Kedua, untuk menegaskan dan memastikan lebih lanjut, konsumen ataupun masyarakat dapat menelpon ke 157 atau mengirimkan pesan Whatsap ke nomor 081157157157 yang merupakan kontak OJK Online.
Ketiga, ini khusus terkait aplikasi pinjol, Kiki mengingatkan pentingnya menjaga ‘Camilan’ – yang merupakan singkatan dari camera, microphone, dan location.

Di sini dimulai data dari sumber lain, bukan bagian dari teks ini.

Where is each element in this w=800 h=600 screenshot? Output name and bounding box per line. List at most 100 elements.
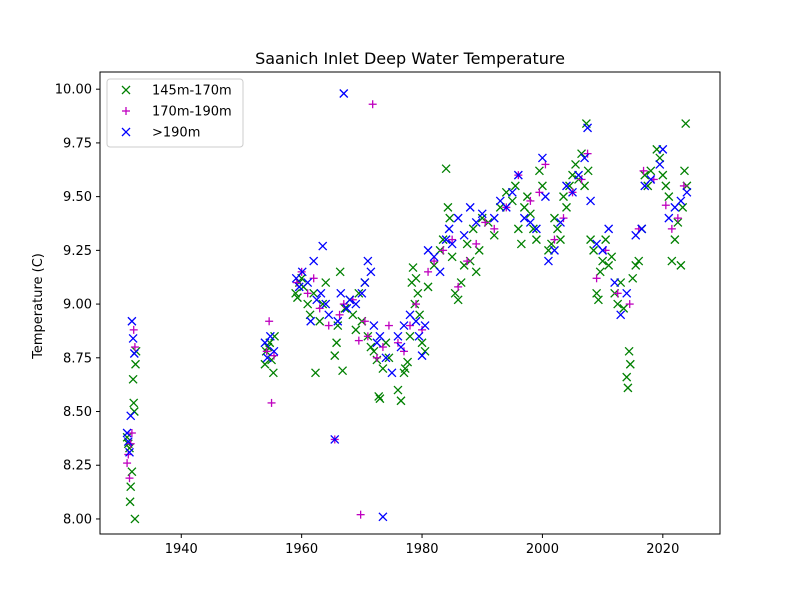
data-point (598, 245, 608, 255)
x-tick-label: 1940 (165, 542, 198, 557)
data-point (624, 346, 634, 356)
data-point (363, 332, 372, 341)
data-point (330, 351, 340, 361)
data-point (412, 300, 421, 309)
data-point (378, 364, 388, 373)
data-point (568, 187, 577, 197)
data-point (510, 181, 520, 191)
data-point (354, 288, 364, 298)
data-point (556, 217, 565, 227)
data-point (270, 331, 280, 341)
data-point (577, 175, 586, 184)
data-point (342, 303, 352, 313)
data-point (411, 273, 421, 283)
data-point (309, 256, 319, 266)
data-point (535, 188, 544, 197)
y-tick-label: 8.75 (63, 351, 92, 366)
data-point (268, 368, 278, 378)
data-point (330, 434, 340, 444)
x-tick-label: 2020 (646, 542, 679, 557)
data-point (680, 166, 689, 176)
data-point (631, 260, 641, 270)
data-point (125, 447, 134, 457)
data-point (125, 497, 135, 507)
y-tick-label: 8.25 (63, 459, 92, 474)
data-point (583, 166, 593, 176)
data-point (658, 170, 668, 180)
data-point (309, 274, 318, 283)
data-point (637, 224, 647, 234)
legend-marker (122, 107, 130, 115)
data-point (465, 202, 475, 212)
y-axis-label: Temperature (C) (31, 253, 46, 360)
data-point (553, 224, 562, 234)
data-point (122, 428, 132, 438)
data-point (333, 316, 343, 326)
data-point (667, 224, 676, 233)
data-point (646, 166, 656, 176)
data-point (294, 282, 304, 292)
chart-title: Saanich Inlet Deep Water Temperature (255, 49, 565, 68)
data-point (610, 278, 620, 288)
data-point (321, 299, 331, 309)
y-tick-label: 9.00 (63, 298, 92, 313)
data-point (681, 119, 691, 129)
data-point (306, 316, 316, 326)
data-point (550, 235, 559, 244)
data-point (297, 267, 307, 277)
data-point (423, 282, 433, 292)
data-point (625, 359, 635, 369)
data-point (604, 260, 614, 270)
data-point (441, 235, 451, 245)
data-point (399, 347, 408, 356)
data-point (583, 149, 592, 158)
data-point (267, 398, 276, 407)
data-point (372, 338, 382, 348)
data-point (130, 343, 139, 352)
data-point (592, 274, 601, 283)
data-point (528, 224, 538, 234)
x-tick-label: 2000 (526, 542, 559, 557)
data-point (129, 325, 138, 334)
data-point (583, 123, 593, 133)
data-point (129, 349, 139, 358)
data-point (415, 310, 425, 320)
data-point (396, 342, 406, 352)
data-point (531, 235, 541, 245)
data-point (595, 267, 605, 277)
data-point (406, 321, 414, 330)
data-point (303, 299, 313, 309)
data-point (526, 196, 535, 205)
data-point (311, 368, 320, 378)
data-point (531, 224, 541, 234)
data-point (447, 239, 457, 249)
data-point (303, 289, 312, 298)
y-tick-label: 8.50 (63, 405, 92, 420)
data-point (345, 295, 355, 305)
data-point (601, 235, 611, 245)
data-point (265, 317, 274, 326)
data-point (131, 359, 140, 369)
data-point (628, 273, 638, 283)
data-point (315, 304, 324, 313)
data-point (393, 385, 403, 395)
data-point (678, 202, 688, 212)
data-point (676, 260, 686, 270)
data-point (516, 239, 526, 249)
data-point (468, 224, 478, 234)
data-point (622, 372, 632, 382)
data-point (550, 245, 559, 255)
data-point (393, 338, 402, 347)
data-point (574, 170, 584, 180)
data-point (405, 331, 415, 341)
data-point (445, 213, 455, 223)
data-point (403, 357, 413, 367)
data-point (265, 331, 275, 341)
data-point (126, 411, 136, 421)
data-point (378, 343, 387, 352)
data-point (439, 246, 448, 255)
data-point (580, 153, 590, 163)
data-point (661, 181, 671, 191)
data-point (661, 201, 670, 210)
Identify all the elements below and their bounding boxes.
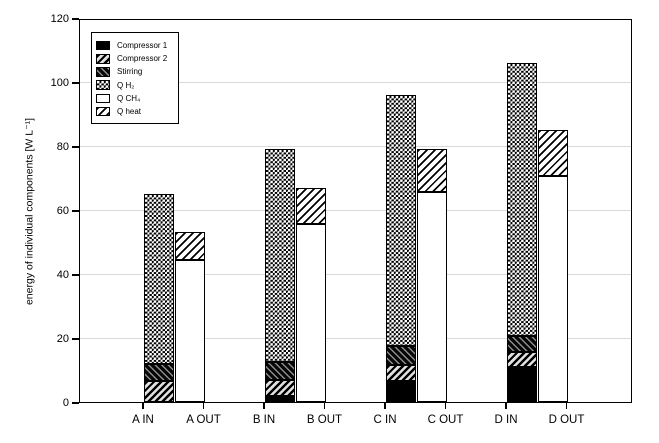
gridline-60 <box>80 209 631 211</box>
legend-swatch-hatchlight-icon <box>96 106 110 117</box>
x-tick-label-b-out: B OUT <box>306 414 343 426</box>
legend-label: Compressor 1 <box>117 41 168 51</box>
bar-segment-c-in <box>386 346 416 366</box>
x-axis-tick-3 <box>263 403 265 409</box>
bar-segment-c-in <box>386 381 416 402</box>
bar-segment-b-in <box>265 362 295 380</box>
x-axis-tick-2 <box>202 403 205 409</box>
x-axis-tick-1 <box>142 403 144 409</box>
x-tick-label-b-in: B IN <box>252 414 276 426</box>
legend-label: Q H₂ <box>117 80 135 90</box>
legend-swatch-solid-icon <box>96 40 110 51</box>
bar-segment-b-in <box>265 379 295 396</box>
legend-item: Q CH₄ <box>96 92 174 105</box>
bar-segment-c-in <box>386 94 416 346</box>
y-tick-label-0: 0 <box>62 397 69 409</box>
bar-segment-c-out <box>416 192 447 402</box>
y-axis-tick-40 <box>72 274 79 276</box>
y-axis-tick-100 <box>72 82 79 84</box>
x-tick-label-a-in: A IN <box>132 414 154 426</box>
bar-segment-d-in <box>507 62 537 337</box>
legend-swatch-white-icon <box>96 93 110 104</box>
bar-segment-a-out <box>174 232 205 260</box>
bar-segment-c-in <box>386 365 416 382</box>
bar-segment-b-out <box>295 187 326 225</box>
legend-label: Compressor 2 <box>117 54 168 64</box>
bar-segment-d-in <box>507 366 537 402</box>
y-axis-tick-120 <box>72 18 79 20</box>
plot-area: Compressor 1 Compressor 2 Stirring Q H₂ Q CH… <box>79 19 632 403</box>
bar-segment-a-in <box>144 381 174 402</box>
x-tick-label-c-out: C OUT <box>427 414 464 426</box>
bar-segment-b-out <box>295 224 326 402</box>
bar-segment-d-out <box>537 130 568 177</box>
legend-swatch-backhatch-icon <box>96 67 110 77</box>
legend-item: Q H₂ <box>96 79 174 92</box>
legend-label: Stirring <box>117 67 143 77</box>
legend-swatch-checker-icon <box>96 80 110 90</box>
gridline-40 <box>80 273 631 275</box>
legend: Compressor 1 Compressor 2 Stirring Q H₂ Q CH… <box>91 32 179 125</box>
bar-segment-c-out <box>416 149 447 193</box>
bar-segment-d-out <box>537 176 568 402</box>
x-axis-tick-4 <box>323 403 326 409</box>
y-axis-tick-0 <box>72 402 79 404</box>
legend-swatch-hatchdark-icon <box>96 54 110 64</box>
x-tick-label-d-out: D OUT <box>548 414 585 426</box>
legend-item: Stirring <box>96 65 174 78</box>
bar-segment-a-in <box>144 363 174 382</box>
bar-segment-a-in <box>144 194 174 364</box>
x-axis-tick-8 <box>565 403 568 409</box>
bar-segment-d-in <box>507 352 537 367</box>
gridline-100 <box>80 81 631 83</box>
x-axis-tick-7 <box>505 403 507 409</box>
legend-item: Q heat <box>96 105 174 118</box>
bar-segment-b-in <box>265 395 295 402</box>
y-axis-tick-60 <box>72 210 79 212</box>
y-tick-label-100: 100 <box>50 77 69 89</box>
x-axis-tick-6 <box>444 403 447 409</box>
y-axis-tick-20 <box>72 338 79 340</box>
bar-segment-b-in <box>265 149 295 362</box>
x-axis-tick-5 <box>384 403 386 409</box>
x-tick-label-c-in: C IN <box>373 414 397 426</box>
y-tick-label-80: 80 <box>56 141 69 153</box>
legend-item: Compressor 1 <box>96 39 174 52</box>
legend-label: Q heat <box>117 107 142 117</box>
bar-segment-a-out <box>174 259 205 402</box>
y-tick-label-40: 40 <box>56 269 69 281</box>
y-tick-label-60: 60 <box>56 205 69 217</box>
legend-label: Q CH₄ <box>117 93 141 103</box>
gridline-80 <box>80 145 631 147</box>
x-tick-label-d-in: D IN <box>494 414 518 426</box>
y-tick-label-120: 120 <box>50 13 69 25</box>
legend-item: Compressor 2 <box>96 52 174 65</box>
x-tick-label-a-out: A OUT <box>186 414 221 426</box>
y-tick-label-20: 20 <box>56 333 69 345</box>
bar-segment-d-in <box>507 336 537 353</box>
gridline-20 <box>80 337 631 339</box>
y-axis-tick-80 <box>72 146 79 148</box>
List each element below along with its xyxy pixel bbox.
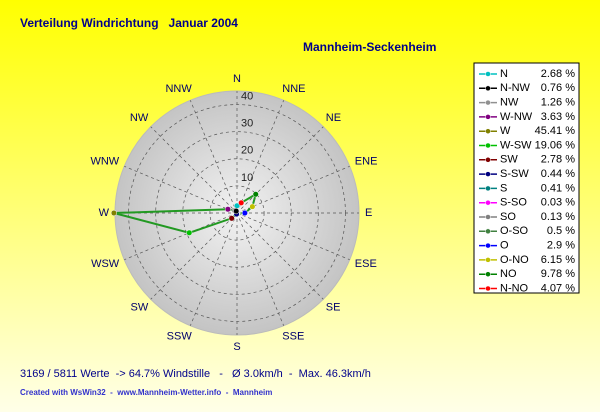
spoke: [236, 126, 324, 214]
chart-subtitle: Mannheim-Seckenheim: [303, 40, 436, 54]
grid-circle: [155, 131, 319, 295]
axis-label: SW: [131, 302, 149, 314]
legend-name: S: [500, 182, 507, 194]
spoke: [124, 165, 238, 214]
spoke: [124, 212, 238, 261]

“Artinya, kalau ada aplikasi yang meminta akses ke data kita di luar Camilan itu, maka itu ilegal. Karena aturan dari kami, entitas hanya boleh meminta akses terhadap kamera, mikrofon, dan lokasi,” tegasnya.
Terakhir, tetapi tidak kalah penting, yakni membaca lebih lanjut mengenai term and condition yang ditawarkan oleh aplikasi atau entitas pinjol. Kiki menegaskan masyarakat agar memahami benar-benar term and condition sebelum menyetujui sebuah layanan dari aplikasi keuangan.
“Intinya, legal dan logis. Aspek legalnya dulu, perhatikan legalismenya. Setelah itu, logis atau tidak. Semoga itu dapat membantu kita terhindar dari potensi sasaran serangan kejahatan keuangan siber,” tutupnya.